Not surprisingly, these facts are enough, so far as the radical critics of the West are concerned, to put all of modern society in the Nuremberg trials’ defendants’ dock. Michel Foucault, one of postmodernism’s most prominent representatives, skillfully linked the Nazis’ eugenics obsession with its bourgeois mentality. According to Foucault:
Nazism was not invented by the great erotic madmen of the twentieth century but by the most sinister, boring and disgusting petit bourgeois imaginable. Himmler was a vaguely agricultural type who married a nurse. We must understand that the concentration camps were born from the conjoined imagination of a hospital nurse and a chicken farmer. A hospital plus a chicken yard—that’s the phantasm behind the concentration camps…. The Nazis were charwomen in the bad sense of the term.

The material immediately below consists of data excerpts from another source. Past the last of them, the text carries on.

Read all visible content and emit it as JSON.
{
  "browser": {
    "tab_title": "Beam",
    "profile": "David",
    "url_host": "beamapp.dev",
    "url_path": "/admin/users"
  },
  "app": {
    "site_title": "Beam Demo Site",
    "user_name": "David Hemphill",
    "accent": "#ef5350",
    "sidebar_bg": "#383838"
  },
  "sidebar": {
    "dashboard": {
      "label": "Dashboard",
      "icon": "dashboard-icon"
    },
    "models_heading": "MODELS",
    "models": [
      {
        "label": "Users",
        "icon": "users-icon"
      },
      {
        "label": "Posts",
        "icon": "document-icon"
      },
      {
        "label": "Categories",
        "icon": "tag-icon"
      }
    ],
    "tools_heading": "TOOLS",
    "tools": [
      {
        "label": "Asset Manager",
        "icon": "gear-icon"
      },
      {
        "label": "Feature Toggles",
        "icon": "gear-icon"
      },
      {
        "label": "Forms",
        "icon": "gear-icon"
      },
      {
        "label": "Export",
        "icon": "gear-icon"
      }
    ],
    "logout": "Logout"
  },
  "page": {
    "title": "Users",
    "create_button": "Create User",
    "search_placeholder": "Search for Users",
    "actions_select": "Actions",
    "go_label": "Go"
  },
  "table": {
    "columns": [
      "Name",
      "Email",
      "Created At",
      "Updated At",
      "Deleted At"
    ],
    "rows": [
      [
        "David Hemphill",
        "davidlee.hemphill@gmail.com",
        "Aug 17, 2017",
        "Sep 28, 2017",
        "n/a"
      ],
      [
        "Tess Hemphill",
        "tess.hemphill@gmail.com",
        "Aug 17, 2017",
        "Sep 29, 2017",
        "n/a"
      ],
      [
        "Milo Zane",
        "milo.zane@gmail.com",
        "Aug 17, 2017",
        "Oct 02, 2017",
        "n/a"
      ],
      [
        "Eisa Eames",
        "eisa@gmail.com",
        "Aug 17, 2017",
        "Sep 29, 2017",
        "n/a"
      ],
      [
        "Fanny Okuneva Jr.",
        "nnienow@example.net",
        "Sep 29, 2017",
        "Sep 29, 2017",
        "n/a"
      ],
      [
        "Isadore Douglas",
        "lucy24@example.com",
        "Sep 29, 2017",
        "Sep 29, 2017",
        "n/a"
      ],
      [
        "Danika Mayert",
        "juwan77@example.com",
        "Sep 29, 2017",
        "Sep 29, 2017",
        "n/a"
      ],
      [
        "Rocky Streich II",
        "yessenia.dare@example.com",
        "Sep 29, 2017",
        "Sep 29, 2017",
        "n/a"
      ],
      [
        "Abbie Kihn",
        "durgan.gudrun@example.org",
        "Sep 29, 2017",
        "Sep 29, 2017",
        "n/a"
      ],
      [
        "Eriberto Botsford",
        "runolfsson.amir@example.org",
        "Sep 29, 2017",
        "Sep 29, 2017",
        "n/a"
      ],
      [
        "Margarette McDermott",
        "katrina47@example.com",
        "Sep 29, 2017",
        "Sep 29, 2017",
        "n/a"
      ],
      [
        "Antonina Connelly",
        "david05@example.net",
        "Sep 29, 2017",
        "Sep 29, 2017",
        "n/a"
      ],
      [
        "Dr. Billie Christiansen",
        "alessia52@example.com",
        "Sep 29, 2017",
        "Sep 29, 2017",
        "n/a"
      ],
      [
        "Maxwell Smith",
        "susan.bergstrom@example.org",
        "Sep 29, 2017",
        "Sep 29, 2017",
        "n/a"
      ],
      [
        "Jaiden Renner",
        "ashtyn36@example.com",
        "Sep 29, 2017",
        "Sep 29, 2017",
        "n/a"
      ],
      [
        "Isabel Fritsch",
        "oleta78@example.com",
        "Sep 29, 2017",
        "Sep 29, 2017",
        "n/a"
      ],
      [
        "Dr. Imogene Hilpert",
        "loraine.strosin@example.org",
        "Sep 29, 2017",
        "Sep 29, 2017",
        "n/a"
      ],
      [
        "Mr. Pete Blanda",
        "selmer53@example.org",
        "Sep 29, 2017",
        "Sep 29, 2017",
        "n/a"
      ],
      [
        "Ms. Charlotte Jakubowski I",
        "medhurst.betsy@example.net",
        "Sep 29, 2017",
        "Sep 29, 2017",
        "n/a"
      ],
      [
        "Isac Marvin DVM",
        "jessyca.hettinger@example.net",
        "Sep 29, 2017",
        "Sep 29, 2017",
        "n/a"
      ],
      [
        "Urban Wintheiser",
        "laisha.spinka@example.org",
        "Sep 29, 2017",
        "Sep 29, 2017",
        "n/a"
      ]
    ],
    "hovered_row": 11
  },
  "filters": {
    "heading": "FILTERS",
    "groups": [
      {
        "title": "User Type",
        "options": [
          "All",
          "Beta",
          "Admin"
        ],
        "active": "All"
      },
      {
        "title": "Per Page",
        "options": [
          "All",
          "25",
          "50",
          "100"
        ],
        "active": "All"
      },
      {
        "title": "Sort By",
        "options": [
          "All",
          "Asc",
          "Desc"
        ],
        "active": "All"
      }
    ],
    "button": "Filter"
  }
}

They worked with brooms and dusters, wanting to purge society of everything they considered unsanitary, dusty, filthy; syphilitics, homosexuals, Jews, those of impure blood, Blacks, the insane. It’s the foul petit bourgeois dream of racial hygiene that underlies the Nazi dream.11
Foucault viewed Nazism as one of the many incarnations of what he called “bio-power”: a form of political control whose main interest is the “administration of bodies and the calculated management of life.”12 Bio-power manages and directs the biological processes of “propagation, births and mortality, the level of health, life expectancy and longevity, [and] all the conditions that can cause these to vary.”13 In other words, it is not content, like the old sovereign authority, with the right “to let live”; it seeks to control life entirely, “its disciplining, the optimization of its capabilities, the extortion of its forces, the parallel increase of its usefulness and its docility, its integration into systems of efficient and economic controls.”14 According to Foucault, “bio-politics” appeared in the eighteenth century, and from its inception used life sciences and modern demographics to discipline institutions and regulate populations. Nazism simply brought this enterprise to its climax, actualizing the murderous potential harbored by modern bio-politics from the very start. “If genocide is indeed the dream of modern power,” wrote Foucault, “this is not because of the recent return to the ancient right to kill; it is because power is situated and exercised at the level of life, the species, the race, and the large-scale phenomena of the population.”15
The claim that genocide is “the dream of modern power” features prominently in a controversial essay by the German historian Detlev Peukert, “The Genesis of the ‘Final Solution’ from the Spirit of Science.” The text was first published in German in 1989, but gained renown with its translation into English in 1993.16 Peukert, a former member of the German communist party, claimed that the Holocaust was the inevitable culmination of the development of modern science. “What was new about the ‘Final Solution’ in world-historical terms was the fact that it resulted from a fatal racist dynamism present within the human and social sciences.”17 The aspiration of German physicians, biologists, and sociologists to establish a “clean” and “healthy” human society, purged of all “destructive” elements (such as Jews and handicaps), was intimately linked with the grandiose scientific desire to overcome death—if not that of the individual organism, then that of the collective body of the nation. According to Peukert, “The ‘death of God’ in the nineteenth century gave science dominion over life. For each individual human being, however, the borderline experience of death rebuts this claim to dominion. Science therefore sought its salvation in the specious immortality of the racial Volkscörper, for the sake of which mere real, and hence imperfect, life could be sacrificed.”18 The driving force behind the Holocaust, Peukert would have us believe, was not antisemitism but the corrupt soul of science.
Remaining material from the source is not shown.